Why not? Because language is not, as Chomsky views it, a formal system of abstract symbols whose units (such as its words) are subject to mathematical operations, a perspective that ‘assumes that syntax can be separated from meaning’ (Evans 2014: 172). Rather, language is acquired, stored and used as meaningful constructions (or ‘syntax-semantics mappings’). Children do not process sentences from left to right looking for an available auxiliary to move. (They don’t even think of sentences as having a left and a right). They process utterances in terms of the meanings they encode. And meaning ‘isn’t just abstract mental symbols; it’s a creative process, in which people construct virtual experiences – embodied simulations – in their mind’s eye’ (Bergen 2012: 16).
Thus, the child who is exposed to noun phrase constructions of the type the little boy who lives down the lane or the house that Jack built understands (from the way they are used in context) that these are coherent, semantic units that can’t be spliced and re-joined at will. Is the little boy sleeping? and Is the little boy who lives down the lane sleeping? are composed of analogous chunks and hence obey the same kind of syntactic constraints.
What’s more, experiments on adults using invented syntactic constructions suggest that patterns can be learned on the basis of relatively little input. Boyd et al. (2009: 84) report that ‘even small amounts of exposure were enough (a) to build representations that persisted significantly beyond the exposure event, and (b) to support production.’ A little stimulus goes a long way.
In the end, we may never know if the poverty of the stimulus argument is right or not – not, at least, until computer models of neural networks are demonstrably able to learn a language without being syntactically preprogrammed to do so. As Daniel Everett (2012: 101) writes, ‘No one has proven that the poverty of the stimulus argument, or Plato’s Problem, is wrong. But nor has anyone shown that it is correct either. The task is daunting if anyone ever takes it up. One would have to show that language cannot be learned from available data. No one has done this. But until someone does, talk of a universal grammar or language instinct is no more than speculation.’
References
Bergen, B.K.(2012) Louder than words: The new science of how the mind makes meaning. New York: Basic Books.

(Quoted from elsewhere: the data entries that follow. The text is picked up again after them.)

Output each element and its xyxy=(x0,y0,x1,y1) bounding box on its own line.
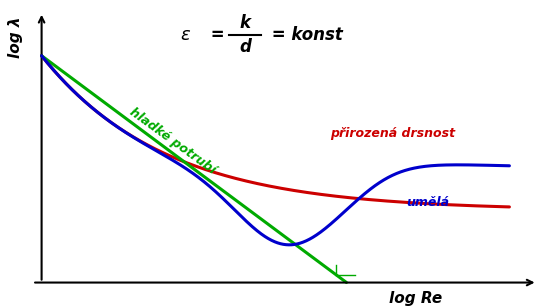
Text: = konst: = konst xyxy=(266,26,343,44)
Text: $\varepsilon$: $\varepsilon$ xyxy=(180,26,191,44)
Text: =: = xyxy=(206,26,225,44)
Text: přirozená drsnost: přirozená drsnost xyxy=(330,127,455,140)
Text: log Re: log Re xyxy=(389,290,442,306)
Text: d: d xyxy=(239,38,251,56)
Text: hladké potrubí: hladké potrubí xyxy=(127,105,218,176)
Text: umělá: umělá xyxy=(407,196,450,209)
Text: k: k xyxy=(240,14,251,33)
Text: log λ: log λ xyxy=(8,17,23,59)
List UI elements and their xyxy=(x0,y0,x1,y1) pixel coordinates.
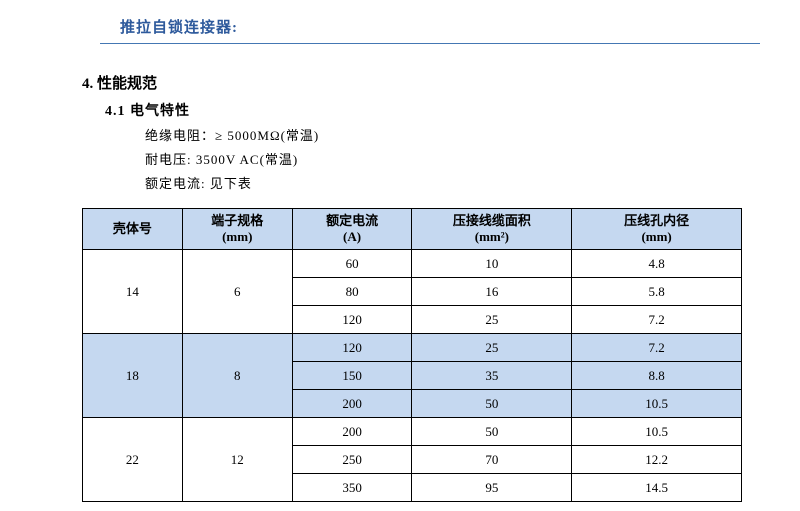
cell-current: 60 xyxy=(292,250,412,278)
cell-shell: 14 xyxy=(83,250,183,334)
table-header-row: 壳体号 端子规格(mm) 额定电流(A) 压接线缆面积(mm²) 压线孔内径(m… xyxy=(83,209,742,250)
subsection-heading: 4.1 电气特性 xyxy=(105,100,190,120)
cell-current: 200 xyxy=(292,418,412,446)
section-name: 性能规范 xyxy=(97,76,157,92)
title-divider xyxy=(100,43,760,44)
cell-shell: 22 xyxy=(83,418,183,502)
section-number: 4. xyxy=(82,76,93,92)
cell-current: 80 xyxy=(292,278,412,306)
cell-current: 350 xyxy=(292,474,412,502)
th-current: 额定电流(A) xyxy=(292,209,412,250)
cell-area: 10 xyxy=(412,250,572,278)
th-hole: 压线孔内径(mm) xyxy=(572,209,742,250)
section-heading: 4. 性能规范 xyxy=(82,72,157,93)
th-pin: 端子规格(mm) xyxy=(182,209,292,250)
cell-area: 16 xyxy=(412,278,572,306)
spec-withstand: 耐电压: 3500V AC(常温) xyxy=(145,148,319,172)
cell-pin: 6 xyxy=(182,250,292,334)
cell-hole: 10.5 xyxy=(572,418,742,446)
subsection-number: 4.1 xyxy=(105,104,126,119)
spec-rated: 额定电流: 见下表 xyxy=(145,172,319,196)
cell-hole: 4.8 xyxy=(572,250,742,278)
cell-pin: 12 xyxy=(182,418,292,502)
cell-current: 120 xyxy=(292,334,412,362)
cell-current: 150 xyxy=(292,362,412,390)
cell-pin: 8 xyxy=(182,334,292,418)
cell-area: 50 xyxy=(412,418,572,446)
spec-lines: 绝缘电阻：≥ 5000MΩ(常温) 耐电压: 3500V AC(常温) 额定电流… xyxy=(145,124,319,196)
cell-area: 70 xyxy=(412,446,572,474)
spec-insulation: 绝缘电阻：≥ 5000MΩ(常温) xyxy=(145,124,319,148)
cell-area: 50 xyxy=(412,390,572,418)
cell-shell: 18 xyxy=(83,334,183,418)
th-area: 压接线缆面积(mm²) xyxy=(412,209,572,250)
subsection-name: 电气特性 xyxy=(130,104,190,119)
cell-hole: 5.8 xyxy=(572,278,742,306)
cell-area: 95 xyxy=(412,474,572,502)
table-row: 18 8 120 25 7.2 xyxy=(83,334,742,362)
cell-hole: 10.5 xyxy=(572,390,742,418)
table-row: 22 12 200 50 10.5 xyxy=(83,418,742,446)
cell-hole: 12.2 xyxy=(572,446,742,474)
cell-current: 200 xyxy=(292,390,412,418)
cell-area: 25 xyxy=(412,306,572,334)
ratings-table: 壳体号 端子规格(mm) 额定电流(A) 压接线缆面积(mm²) 压线孔内径(m… xyxy=(82,208,742,502)
cell-hole: 7.2 xyxy=(572,306,742,334)
cell-area: 25 xyxy=(412,334,572,362)
cell-current: 120 xyxy=(292,306,412,334)
cell-current: 250 xyxy=(292,446,412,474)
table-row: 14 6 60 10 4.8 xyxy=(83,250,742,278)
cell-hole: 8.8 xyxy=(572,362,742,390)
cell-area: 35 xyxy=(412,362,572,390)
cell-hole: 14.5 xyxy=(572,474,742,502)
cell-hole: 7.2 xyxy=(572,334,742,362)
page-title: 推拉自锁连接器: xyxy=(120,16,720,37)
th-shell: 壳体号 xyxy=(83,209,183,250)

Boyd, J.K., Gottschalk, E.A., & Goldberg, A.E. (2009) ‘Linking rule acquisition in novel phrasal constructions.’ In Ellis, N.C. & Larsen-Freeman, D. (eds) Language as a complex adaptive system. Chichester: John Wiley & Sons.

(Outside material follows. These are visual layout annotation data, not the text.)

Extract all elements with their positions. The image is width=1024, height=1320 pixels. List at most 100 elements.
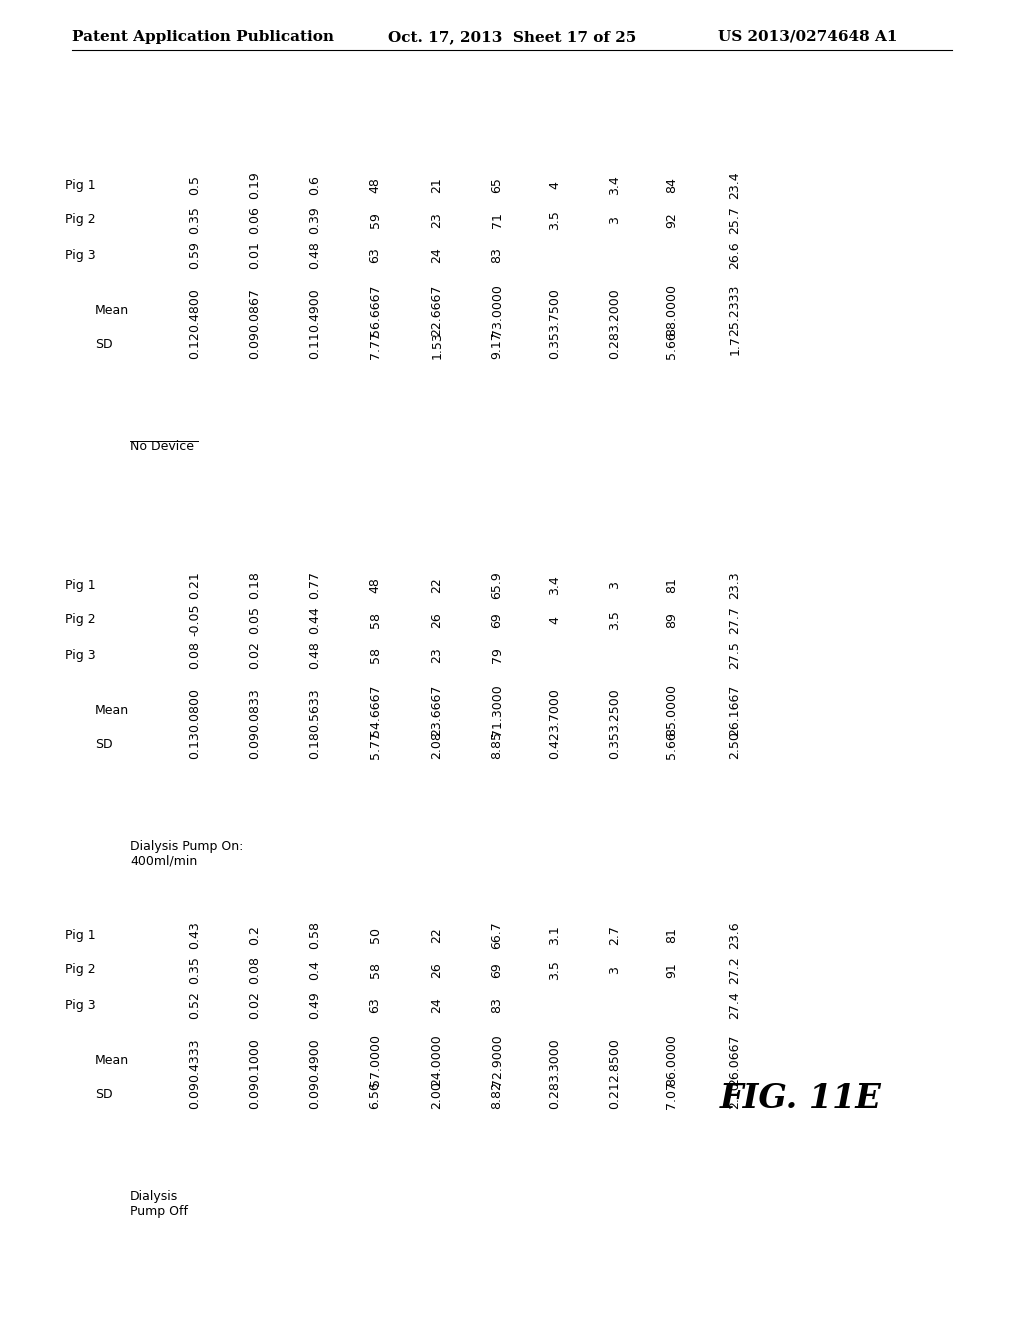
Text: 3.3000: 3.3000 (549, 1038, 561, 1082)
Text: 86.0000: 86.0000 (666, 1034, 679, 1086)
Text: 0.6: 0.6 (308, 176, 322, 195)
Text: Pig 3: Pig 3 (65, 248, 95, 261)
Text: 0.4900: 0.4900 (308, 1038, 322, 1082)
Text: 48: 48 (369, 577, 382, 593)
Text: 0.2: 0.2 (249, 925, 261, 945)
Text: 0.35: 0.35 (608, 731, 622, 759)
Text: 27.4: 27.4 (728, 991, 741, 1019)
Text: 22: 22 (430, 927, 443, 942)
Text: 2.10: 2.10 (728, 1081, 741, 1109)
Text: 0.43: 0.43 (188, 921, 202, 949)
Text: 0.18: 0.18 (308, 731, 322, 759)
Text: Dialysis
Pump Off: Dialysis Pump Off (130, 1191, 188, 1218)
Text: 71: 71 (490, 213, 504, 228)
Text: 22: 22 (430, 577, 443, 593)
Text: 0.18: 0.18 (249, 572, 261, 599)
Text: 0.52: 0.52 (188, 991, 202, 1019)
Text: 21: 21 (430, 177, 443, 193)
Text: 0.09: 0.09 (249, 1081, 261, 1109)
Text: 27.7: 27.7 (728, 606, 741, 634)
Text: 0.01: 0.01 (249, 242, 261, 269)
Text: 26.6: 26.6 (728, 242, 741, 269)
Text: 0.09: 0.09 (249, 731, 261, 759)
Text: 2.00: 2.00 (430, 1081, 443, 1109)
Text: 7.07: 7.07 (666, 1081, 679, 1109)
Text: 81: 81 (666, 927, 679, 942)
Text: 0.4333: 0.4333 (188, 1039, 202, 1082)
Text: 72.9000: 72.9000 (490, 1034, 504, 1086)
Text: 50: 50 (369, 927, 382, 942)
Text: 0.12: 0.12 (188, 331, 202, 359)
Text: 3.4: 3.4 (608, 176, 622, 195)
Text: FIG. 11E: FIG. 11E (720, 1082, 882, 1115)
Text: Mean: Mean (95, 1053, 129, 1067)
Text: 91: 91 (666, 962, 679, 978)
Text: US 2013/0274648 A1: US 2013/0274648 A1 (718, 30, 897, 44)
Text: Pig 1: Pig 1 (65, 928, 95, 941)
Text: Pig 2: Pig 2 (65, 214, 95, 227)
Text: 23: 23 (430, 647, 443, 663)
Text: Pig 1: Pig 1 (65, 578, 95, 591)
Text: 0.0800: 0.0800 (188, 688, 202, 733)
Text: 54.6667: 54.6667 (369, 684, 382, 735)
Text: 23.3: 23.3 (728, 572, 741, 599)
Text: 2.50: 2.50 (728, 731, 741, 759)
Text: 0.09: 0.09 (308, 1081, 322, 1109)
Text: 66.7: 66.7 (490, 921, 504, 949)
Text: 0.77: 0.77 (308, 572, 322, 599)
Text: 0.21: 0.21 (608, 1081, 622, 1109)
Text: 0.09: 0.09 (188, 1081, 202, 1109)
Text: 27.2: 27.2 (728, 956, 741, 983)
Text: 5.66: 5.66 (666, 331, 679, 359)
Text: SD: SD (95, 1089, 113, 1101)
Text: 48: 48 (369, 177, 382, 193)
Text: 0.5: 0.5 (188, 176, 202, 195)
Text: 26.0667: 26.0667 (728, 1035, 741, 1086)
Text: SD: SD (95, 338, 113, 351)
Text: 0.44: 0.44 (308, 606, 322, 634)
Text: 81: 81 (666, 577, 679, 593)
Text: 0.02: 0.02 (249, 642, 261, 669)
Text: 3.7500: 3.7500 (549, 288, 561, 331)
Text: 0.58: 0.58 (308, 921, 322, 949)
Text: 0.4900: 0.4900 (308, 288, 322, 331)
Text: 3: 3 (608, 966, 622, 974)
Text: 59: 59 (369, 213, 382, 228)
Text: 0.09: 0.09 (249, 331, 261, 359)
Text: 3.1: 3.1 (549, 925, 561, 945)
Text: 26.1667: 26.1667 (728, 684, 741, 735)
Text: 7.77: 7.77 (369, 331, 382, 359)
Text: 0.4: 0.4 (308, 960, 322, 979)
Text: 5.66: 5.66 (666, 731, 679, 759)
Text: 0.4800: 0.4800 (188, 288, 202, 331)
Text: 1.7: 1.7 (728, 335, 741, 355)
Text: 25.2333: 25.2333 (728, 284, 741, 335)
Text: 27.5: 27.5 (728, 642, 741, 669)
Text: 23.4: 23.4 (728, 172, 741, 199)
Text: 0.35: 0.35 (188, 956, 202, 983)
Text: 24.0000: 24.0000 (430, 1034, 443, 1086)
Text: 4: 4 (549, 181, 561, 189)
Text: 0.42: 0.42 (549, 731, 561, 759)
Text: 1.53: 1.53 (430, 331, 443, 359)
Text: Dialysis Pump On:
400ml/min: Dialysis Pump On: 400ml/min (130, 840, 244, 869)
Text: Pig 2: Pig 2 (65, 614, 95, 627)
Text: 22.6667: 22.6667 (430, 284, 443, 335)
Text: 24: 24 (430, 997, 443, 1012)
Text: 0.5633: 0.5633 (308, 688, 322, 731)
Text: 3.7000: 3.7000 (549, 688, 561, 731)
Text: 24: 24 (430, 247, 443, 263)
Text: 58: 58 (369, 647, 382, 663)
Text: 26: 26 (430, 612, 443, 628)
Text: 0.1000: 0.1000 (249, 1038, 261, 1082)
Text: Mean: Mean (95, 304, 129, 317)
Text: 0.49: 0.49 (308, 991, 322, 1019)
Text: 2.8500: 2.8500 (608, 1038, 622, 1082)
Text: Pig 3: Pig 3 (65, 998, 95, 1011)
Text: 89: 89 (666, 612, 679, 628)
Text: 0.59: 0.59 (188, 242, 202, 269)
Text: 0.06: 0.06 (249, 206, 261, 234)
Text: 3.5: 3.5 (549, 210, 561, 230)
Text: 2.08: 2.08 (430, 731, 443, 759)
Text: 0.08: 0.08 (249, 956, 261, 983)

Cameron-Faulkner, T., Lieven, E. & Tomasello, M. (2003) ‘A construction based analysis of child directed speech.’ Cognitive Science 27/6.
Chomsky, N. (1980) various contributions to the Royaumont Symposium, Piatelli-Palmarini (ed.) Language and Learning: The debate between Jean Piajet and Noam Chomsky. London: Routledge & Kegan Paul.
Evans, V. (2014) The Language Myth: Why language is not an instinct. Cambridge: Cambridge University Press.
Everett, D. (2012) Language: The cultural tool. London: Profile Books.
Harris, R.A. (1993) The Linguistics Wars. New York: Oxford University Press.
Macaulay, K.S. (2011) Seven Ways of Looking at Language. Houndmills: Palgrave Macmillan.
Pullum, G.K. & Scholz, B.C. (2002) ‘Empirical assessment of stimulus poverty arguments.’ Linguistic Review, 19.
Sampson, G. (2005) The Language Instinct Debate (Revised edition). London: Continuum.
Scheffler, P. (2015) ‘Lexical priming and explicit grammar in foreign language instruction.’ ELT Journal, 69/1.
PS: There will be no more new posts until the end of summer and things calm down again.